Connor despidió a su 'amigo', enfermero del hospital, y fue hasta donde estaban esperando Kendall, Harry y los chicos.

-Hola -Dijo Connor al llegar, mostrando una pequeña sonrisa -¿Cómo estás? -Le dijo a Kendall, seguidamente de un abrazo.

-¿Y tú eres? -Le contestó Harry, serio.

-Soy Connor, un amigo de Kendall -Le pasó el brazo por encima, ella lo agarró de la cintura, abrazándose a él.

-En realidad no es simplemente un amigo, es mi mejor amigo. No sé que haría sin él -Sonrió.

-Encantado de conoceros -Le dijo a Harry y a los chicos.

-Igualmente -Le contestó Louis. El resto sonrió.

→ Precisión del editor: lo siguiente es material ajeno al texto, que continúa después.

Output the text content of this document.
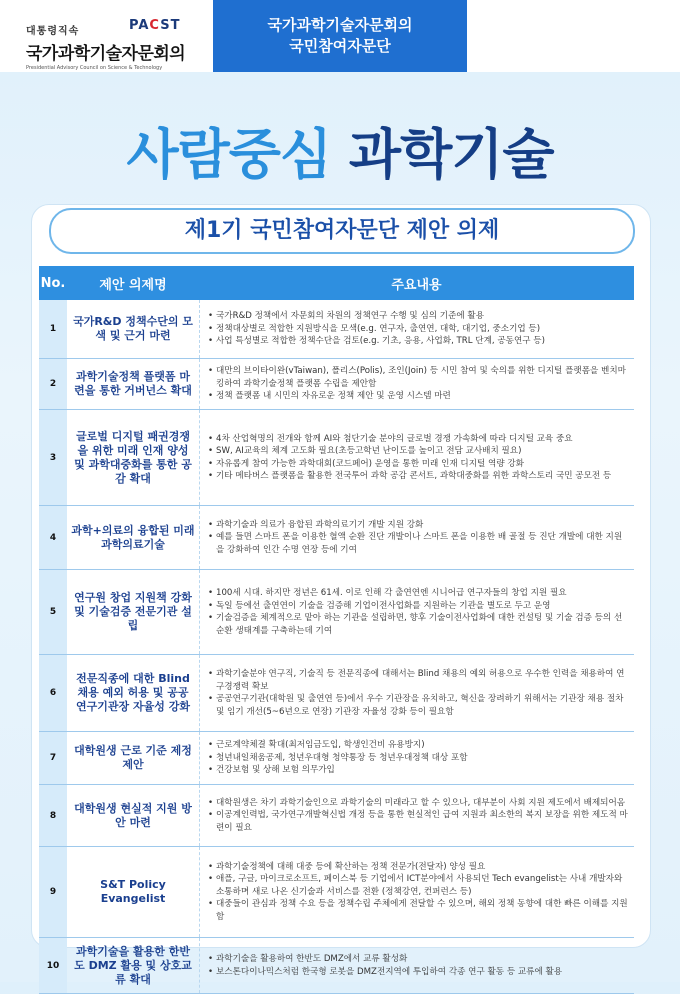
대통령직속	PACST
국가과학기술자문회의
Presidential Advisory Council on Science & Technology
국가과학기술자문회의
국민참여자문단
사람중심 과학기술
제1기 국민참여자문단 제안 의제
No.	제안 의제명	주요내용
1
국가R&D 정책수단의 모색 및 근거 마련
• 국가R&D 정책에서 자문회의 차원의 정책연구 수행 및 심의 기준에 활용
• 정책대상별로 적합한 지원방식을 모색(e.g. 연구자, 출연연, 대학, 대기업, 중소기업 등)
• 사업 특성별로 적합한 정책수단을 검토(e.g. 기초, 응용, 사업화, TRL 단계, 공동연구 등)
2
과학기술정책 플랫폼 마련을 통한 거버넌스 확대
• 대만의 브이타이완(vTaiwan), 폴리스(Polis), 조인(Join) 등 시민 참여 및 숙의를 위한 디지털 플랫폼을 벤치마킹하여 과학기술정책 플랫폼 수립을 제안함
• 정책 플랫폼 내 시민의 자유로운 정책 제안 및 운영 시스템 마련
3
글로벌 디지털 패권경쟁을 위한 미래 인재 양성 및 과학대중화를 통한 공감 확대
• 4차 산업혁명의 전개와 함께 AI와 첨단기술 분야의 글로벌 경쟁 가속화에 따라 디지털 교육 중요
• SW, AI교육의 체계 고도화 필요(초등고학년 난이도를 높이고 전담 교사배치 필요)
• 자유롭게 참여 가능한 과학대회(코드페어) 운영을 통한 미래 인재 디지털 역량 강화
• 기타 메타버스 플랫폼을 활용한 전국투어 과학 공감 콘서트, 과학대중화를 위한 과학스토리 국민 공모전 등
4
과학+의료의 융합된 미래 과학의료기술
• 과학기술과 의료가 융합된 과학의료기기 개발 지원 강화
• 예를 들면 스마트 폰을 이용한 혈액 순환 진단 개발이나 스마트 폰을 이용한 배 골절 등 진단 개발에 대한 지원을 강화하여 인간 수명 연장 등에 기여
5
연구원 창업 지원책 강화 및 기술검증 전문기관 설립
• 100세 시대. 하지만 정년은 61세. 이로 인해 각 출연연엔 시니어급 연구자들의 창업 지원 필요
• 독일 등에선 출연연이 기술을 검증해 기업이전사업화를 지원하는 기관을 별도로 두고 운영
• 기술검증을 체계적으로 맡아 하는 기관을 설립하면, 향후 기술이전사업화에 대한 컨설팅 및 기술 검증 등의 선순환 생태계를 구축하는데 기여
6
전문직종에 대한 Blind 채용 예외 허용 및 공공 연구기관장 자율성 강화
• 과학기술분야 연구직, 기술직 등 전문직종에 대해서는 Blind 채용의 예외 허용으로 우수한 인력을 채용하여 연구경쟁력 확보
• 공공연구기관(대학원 및 출연연 등)에서 우수 기관장을 유치하고, 혁신을 장려하기 위해서는 기관장 채용 절차 및 임기 개선(5~6년으로 연장) 기관장 자율성 강화 등이 필요함
7
대학원생 근로 기준 제정 제안
• 근로계약체결 확대(최저임금도입, 학생인건비 유용방지)
• 청년내일채움공제, 청년우대형 청약통장 등 청년우대정책 대상 포함
• 건강보험 및 상해 보험 의무가입
8
대학원생 현실적 지원 방안 마련
• 대학원생은 차기 과학기술인으로 과학기술의 미래라고 할 수 있으나, 대부분이 사회 지원 제도에서 배제되어옴
• 이공계인력법, 국가연구개발혁신법 개정 등을 통한 현실적인 급여 지원과 최소한의 복지 보장을 위한 제도적 마련이 필요
9
S&T Policy Evangelist
• 과학기술정책에 대해 대중 등에 확산하는 정책 전문가(전달자) 양성 필요
• 애플, 구글, 마이크로소프트, 페이스북 등 기업에서 ICT분야에서 사용되던 Tech evangelist는 사내 개발자와 소통하며 새로 나온 신기술과 서비스를 전환 (정책강연, 컨퍼런스 등)
• 대중들이 관심과 정책 수요 등을 정책수립 주체에게 전달할 수 있으며, 해외 정책 동향에 대한 빠른 이해를 지원함
10
과학기술을 활용한 한반도 DMZ 활용 및 상호교류 확대
• 과학기술을 활용하여 한반도 DMZ에서 교류 활성화
• 보스톤다이나믹스처럼 한국형 로봇을 DMZ전지역에 투입하여 각종 연구 활동 등 교류에 활용
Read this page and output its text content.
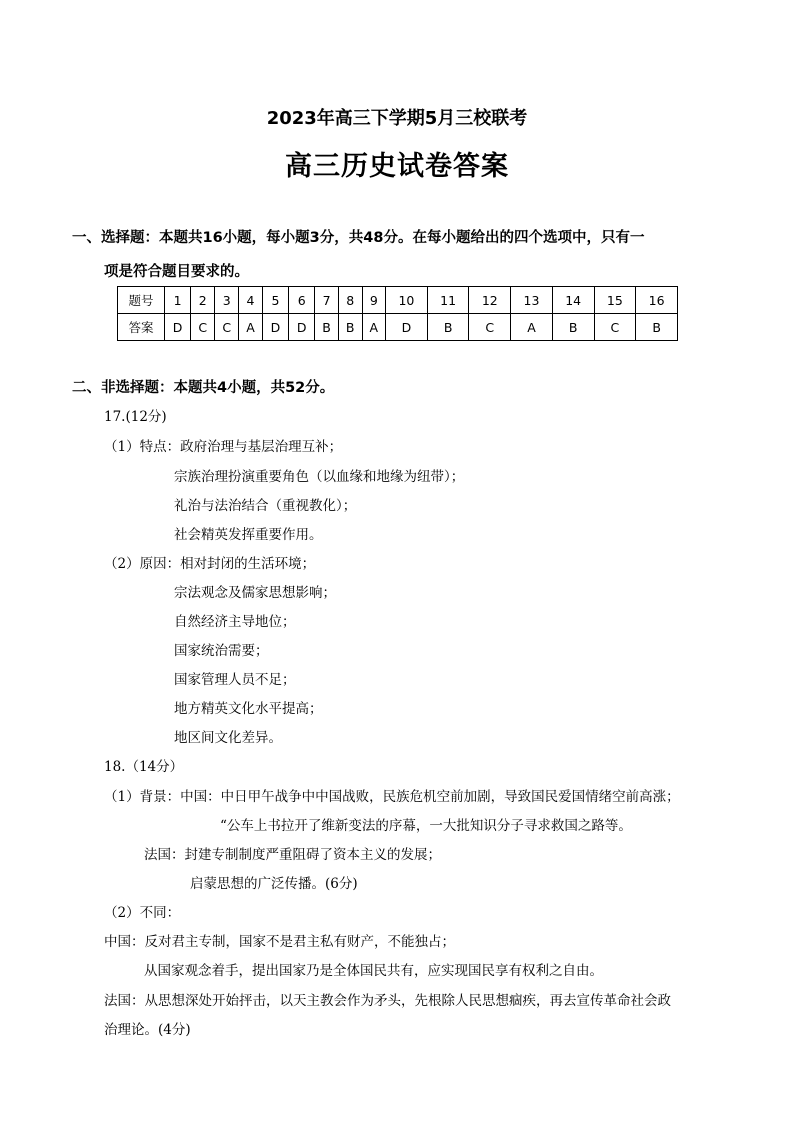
2023年高三下学期5月三校联考
高三历史试卷答案
一、选择题：本题共16小题，每小题3分，共48分。在每小题给出的四个选项中，只有一
项是符合题目要求的。
题号	1	2	3	4	5	6	7	8	9	10	11	12	13	14	15	16
答案	D	C	C	A	D	D	B	B	A	D	B	C	A	B	C	B
二、非选择题：本题共4小题，共52分。
17.(12分)
（1）特点：政府治理与基层治理互补；
宗族治理扮演重要角色（以血缘和地缘为纽带）；
礼治与法治结合（重视教化）；
社会精英发挥重要作用。
（2）原因：相对封闭的生活环境；
宗法观念及儒家思想影响；
自然经济主导地位；
国家统治需要；
国家管理人员不足；
地方精英文化水平提高；
地区间文化差异。
18.（14分）
（1）背景：中国：中日甲午战争中中国战败，民族危机空前加剧，导致国民爱国情绪空前高涨；
“公车上书拉开了维新变法的序幕，一大批知识分子寻求救国之路等。
法国：封建专制制度严重阻碍了资本主义的发展；
启蒙思想的广泛传播。(6分)
（2）不同：
中国：反对君主专制，国家不是君主私有财产，不能独占；
从国家观念着手，提出国家乃是全体国民共有，应实现国民享有权利之自由。
法国：从思想深处开始抨击，以天主教会作为矛头，先根除人民思想痼疾，再去宣传革命社会政
治理论。(4分)
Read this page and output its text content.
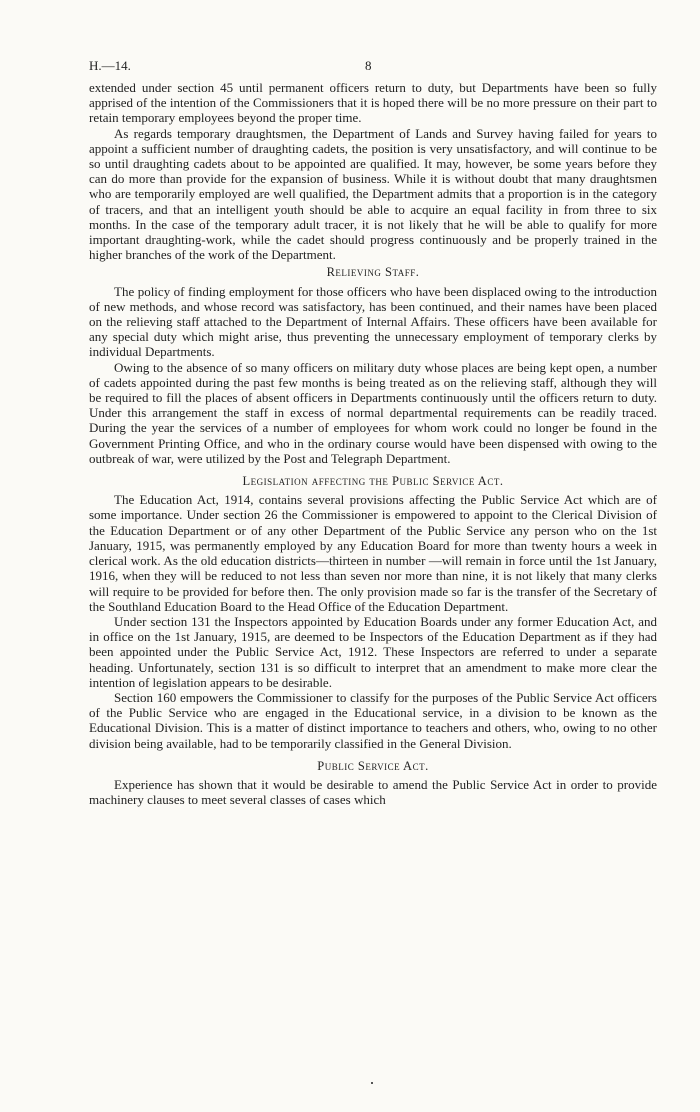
H.—14.	8

extended under section 45 until permanent officers return to duty, but Departments have been so fully apprised of the intention of the Commissioners that it is hoped there will be no more pressure on their part to retain temporary employees beyond the proper time.

As regards temporary draughtsmen, the Department of Lands and Survey having failed for years to appoint a sufficient number of draughting cadets, the position is very unsatisfactory, and will continue to be so until draughting cadets about to be appointed are qualified. It may, however, be some years before they can do more than provide for the expansion of business. While it is without doubt that many draughtsmen who are temporarily employed are well qualified, the Department admits that a proportion is in the category of tracers, and that an intelligent youth should be able to acquire an equal facility in from three to six months. In the case of the temporary adult tracer, it is not likely that he will be able to qualify for more important draughting-work, while the cadet should progress continuously and be properly trained in the higher branches of the work of the Department.

Relieving Staff.

The policy of finding employment for those officers who have been displaced owing to the introduction of new methods, and whose record was satisfactory, has been continued, and their names have been placed on the relieving staff attached to the Department of Internal Affairs. These officers have been available for any special duty which might arise, thus preventing the unnecessary employment of temporary clerks by individual Departments.

Owing to the absence of so many officers on military duty whose places are being kept open, a number of cadets appointed during the past few months is being treated as on the relieving staff, although they will be required to fill the places of absent officers in Departments continuously until the officers return to duty. Under this arrangement the staff in excess of normal departmental requirements can be readily traced. During the year the services of a number of employees for whom work could no longer be found in the Government Printing Office, and who in the ordinary course would have been dispensed with owing to the outbreak of war, were utilized by the Post and Telegraph Department.

Legislation affecting the Public Service Act.

The Education Act, 1914, contains several provisions affecting the Public Service Act which are of some importance. Under section 26 the Commissioner is empowered to appoint to the Clerical Division of the Education Department or of any other Department of the Public Service any person who on the 1st January, 1915, was permanently employed by any Education Board for more than twenty hours a week in clerical work. As the old education districts—thirteen in number —will remain in force until the 1st January, 1916, when they will be reduced to not less than seven nor more than nine, it is not likely that many clerks will require to be provided for before then. The only provision made so far is the transfer of the Secretary of the Southland Education Board to the Head Office of the Education Department.

Under section 131 the Inspectors appointed by Education Boards under any former Education Act, and in office on the 1st January, 1915, are deemed to be Inspectors of the Education Department as if they had been appointed under the Public Service Act, 1912. These Inspectors are referred to under a separate heading. Unfortunately, section 131 is so difficult to interpret that an amendment to make more clear the intention of legislation appears to be desirable.

Section 160 empowers the Commissioner to classify for the purposes of the Public Service Act officers of the Public Service who are engaged in the Educational service, in a division to be known as the Educational Division. This is a matter of distinct importance to teachers and others, who, owing to no other division being available, had to be temporarily classified in the General Division.

Public Service Act.

Experience has shown that it would be desirable to amend the Public Service Act in order to provide machinery clauses to meet several classes of cases which
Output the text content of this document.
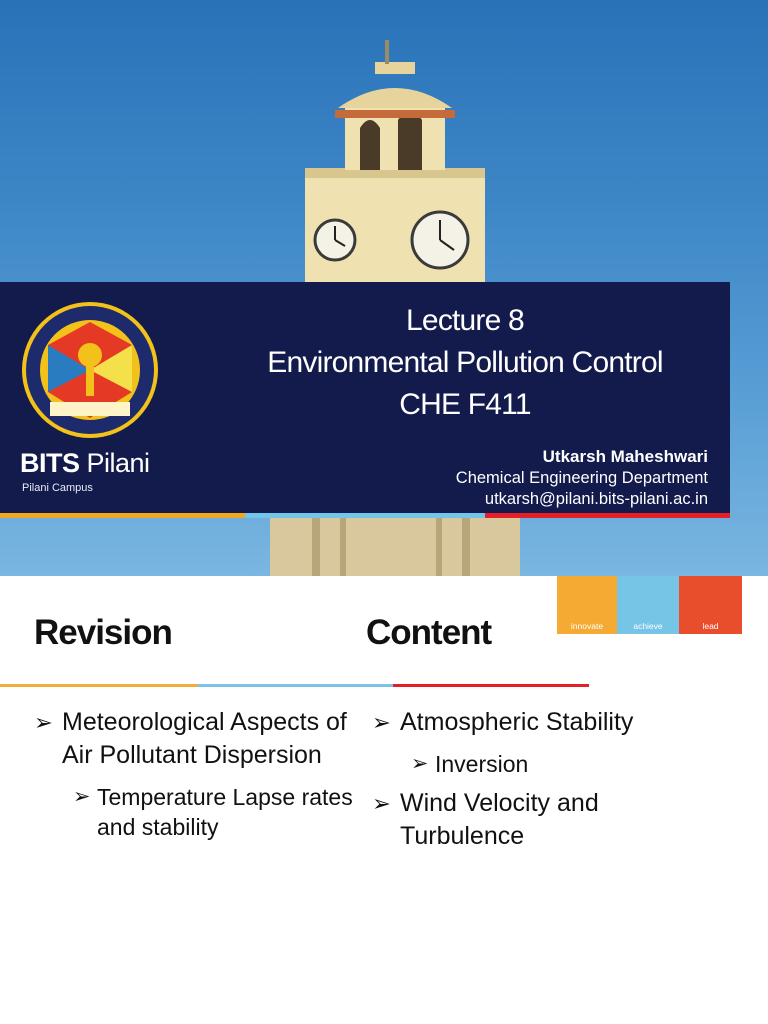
BITS Pilani
Pilani Campus
Lecture 8
Environmental Pollution Control
CHE F411
Utkarsh Maheshwari
Chemical Engineering Department
utkarsh@pilani.bits-pilani.ac.in
Revision	Content	innovate	achieve	lead
➢ Meteorological Aspects of Air Pollutant Dispersion
➢ Temperature Lapse rates and stability
➢ Atmospheric Stability
➢ Inversion
➢ Wind Velocity and Turbulence
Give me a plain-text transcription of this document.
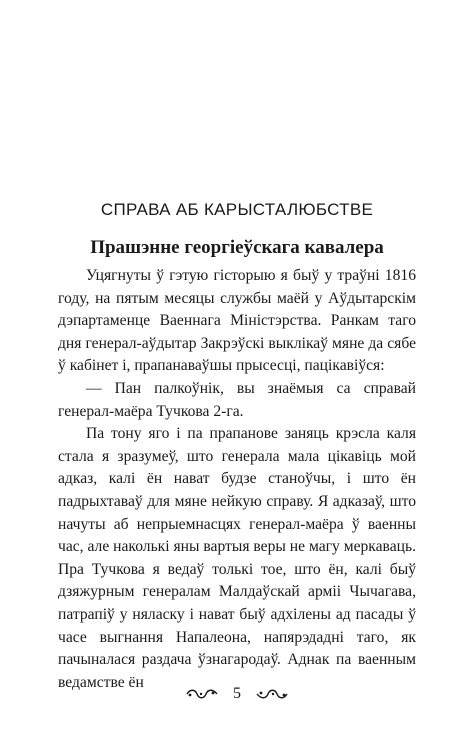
СПРАВА АБ КАРЫСТАЛЮБСТВЕ
Прашэнне георгіеўскага кавалера

Уцягнуты ў гэтую гісторыю я быў у траўні 1816 году, на пятым месяцы службы маёй у Аўдытарскім дэпартаменце Ваеннага Міністэрства. Ранкам таго дня генерал-аўдытар Закрэўскі выклікаў мяне да сябе ў кабінет і, прапанаваўшы прысесці, пацікавіўся:

— Пан палкоўнік, вы знаёмыя са справай генерал-маёра Тучкова 2-га.

Па тону яго і па прапанове заняць крэсла каля стала я зразумеў, што генерала мала цікавіць мой адказ, калі ён нават будзе станоўчы, і што ён падрыхтаваў для мяне нейкую справу. Я адказаў, што начуты аб непрыемнасцях генерал-маёра ў ваенны час, але наколькі яны вартыя веры не магу меркаваць. Пра Тучкова я ведаў толькі тое, што ён, калі быў дзяжурным генералам Малдаўскай арміі Чычагава, патрапіў у няласку і нават быў адхілены ад пасады ў часе выгнання Напалеона, напярэдадні таго, як пачыналася раздача ўзнагародаў. Аднак па ваенным ведамстве ён

5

Llegó el médico. Harry se puso algo nervioso.

-Pueden pasar conmigo dentro -Le dijo a Harry y a Kendall. Kendall miró a Connor, este asintió con la cabeza, indicándole que todo iba a ir bien. Luego fueron con el médico hasta su consultorio.

-Aquí tiene las pruebas que me ha pedido, Harry -Le entregó una carpeta celeste, dentro habían varios papeles. Harry tenía la esperanza de que el hijo no fuese suyo.

Pero sus esperanzas se rompieron al leer por sí mismo, que la prueba de ADN había dado positivo, y que el hijo que esperaba Kendall, era de él.